Acqua: secondo quali parametri si può definire “sicura”?

Uno studio dell’Università della California ha evidenziato i limiti dei batteri utilizzati come indicatori fecali. I risultati e gli sviluppi saranno utili per aggiornare gli standard di qualità

Pubblicato il 28 settembre 2010

Le persone amano godere di laghi e fiumi, ma sfortunatamente anche molte specie di batteri pericolosi. Da quasi 25 anni uno standard Usa per preservare le acque destinate a uso ricreativo protegge i cittadini dai patogeni trasportati dall’acqua, specialmente quelli nascosti nei rifiuti fecali. Ma uno studio pubblicato in Environmental Science & Technology mostra che i microbi impiegati per indicare contaminazione fecale possono essere inattendibili.

La qualità dell’acqua dipende da input sulle fonti di contaminazione, come fuoriuscita di liquidi urbani e agricoli o scarichi da trattamento di acque reflue. Dal 1986, l’Agenzia per la Protezione Ambientale ha contato sulle colture di Escherichia coli ed Enterococco per sorvegliare la contaminazione da feci in queste acque. Un test positivo per feci solitamente indica la presenza di patogeni che causano malattie, come disordini gastrici e infezioni alle vie respiratorie.

Ma negli ultimi anni i ricercatori hanno scoperto che i batteri intestinali utilizzati come indicatori fecali possono sopravvivere all’esterno del nostro apparato digerente in altri ambienti. Questi batteri “naturalizzati” potrebbero portare a falsi esiti positivi nei test di coltura e così renderli indicatori fecali imprecisi.

Stanley Grant, professore di ingegneria ambientale all’Università della California, a Irvine, e i suoi collaboratori volevano sviluppare una migliore comprensione a livello quantitativo di come i marcatori della qualità dell’acqua – inclusi i batteri indicatori fecali – cambiassero lungo le acque interne urbane. L’equipe ha deciso di studiare il flusso derivante da un impianto per il trattamento delle acque reflue che si immette nel fiume Santa Ana nel Sud della California. Durante la stagione secca, il Santa Ana riceve circa l’85% del suo corso da acque reflue disinfettate.

I ricercatori hanno raccolto campioni di acqua a diverse fasi, anche direttamente dal tubo di scarico dei reflui e all’interno dello stesso Santa Ana, in punti sia a monte sia a valle rispetto all’immissione di tale scarico nel fiume.

L’equipe ha disposto un’ampia rete analitica nella valutazione della qualità dell’acqua, inclusi il tradizionale test di coltura con Escherichia coli ed Enterococco, saggi di reazione a catena della polimerasi quantitativa per Enterococco e Bacteroides umano specifici HF183 e misurazioni di marcatori chimici per liquami e acque reflue come l’acido ethylenediaminetetra-acetico.

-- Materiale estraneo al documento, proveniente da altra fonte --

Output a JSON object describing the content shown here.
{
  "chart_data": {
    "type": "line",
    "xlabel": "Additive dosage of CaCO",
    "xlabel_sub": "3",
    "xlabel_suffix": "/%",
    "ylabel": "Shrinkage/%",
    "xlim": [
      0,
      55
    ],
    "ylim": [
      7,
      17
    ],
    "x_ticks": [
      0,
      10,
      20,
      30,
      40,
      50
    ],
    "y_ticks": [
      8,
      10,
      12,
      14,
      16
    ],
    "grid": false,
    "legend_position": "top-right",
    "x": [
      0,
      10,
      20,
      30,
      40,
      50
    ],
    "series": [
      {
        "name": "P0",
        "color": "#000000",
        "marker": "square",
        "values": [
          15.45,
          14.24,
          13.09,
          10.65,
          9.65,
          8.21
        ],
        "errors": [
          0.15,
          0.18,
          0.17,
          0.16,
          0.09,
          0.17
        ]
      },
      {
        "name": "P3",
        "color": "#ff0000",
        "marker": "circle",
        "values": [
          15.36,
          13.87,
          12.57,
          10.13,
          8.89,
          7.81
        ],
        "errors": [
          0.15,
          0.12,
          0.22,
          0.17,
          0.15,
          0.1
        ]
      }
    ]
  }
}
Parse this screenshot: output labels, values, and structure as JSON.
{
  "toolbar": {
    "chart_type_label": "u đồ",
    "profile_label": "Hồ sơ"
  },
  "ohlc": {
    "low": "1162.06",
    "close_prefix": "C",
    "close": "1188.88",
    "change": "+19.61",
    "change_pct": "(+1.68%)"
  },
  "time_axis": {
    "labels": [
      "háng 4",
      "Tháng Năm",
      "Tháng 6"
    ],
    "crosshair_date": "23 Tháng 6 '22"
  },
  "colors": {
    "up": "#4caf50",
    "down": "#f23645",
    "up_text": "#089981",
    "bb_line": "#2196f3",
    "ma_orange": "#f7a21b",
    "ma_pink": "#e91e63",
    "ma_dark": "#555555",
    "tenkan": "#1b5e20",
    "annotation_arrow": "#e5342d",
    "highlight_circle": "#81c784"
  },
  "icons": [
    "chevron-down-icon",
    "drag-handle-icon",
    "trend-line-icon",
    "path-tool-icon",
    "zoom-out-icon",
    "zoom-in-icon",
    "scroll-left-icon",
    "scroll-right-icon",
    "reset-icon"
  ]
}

Mentre i campioni presi direttamente dal tubo dello scarico delle acque reflue contenevano pochissimi Enterococchi, secondo i testi di coltura standard dell’Epa, i livelli erano aumentati con lo scorrere del fiume verso valle: “L’acqua usciva dall’impianto di trattamento disinfettata, e poi entro 500 metri a valle le concentrazioni eccedevano i criteri regolatori”, dice Grant.

L’equipe ha concluso che il letto del fiume serviva come una fonte di Enterococchi naturalizzati. I batteri davano l’allarme per delle feci che non erano lì.

Un recente ordine della corte richiede che l’Epa riveda i propri regolamenti sulle acque riservate all’uso ricreativo entro il 2012. E questo studio aggiunge dati importanti per la ricerca di standard migliori attraverso migliori definizioni della disconnessione tra indicatori fecali e gli attuali patogeni umani.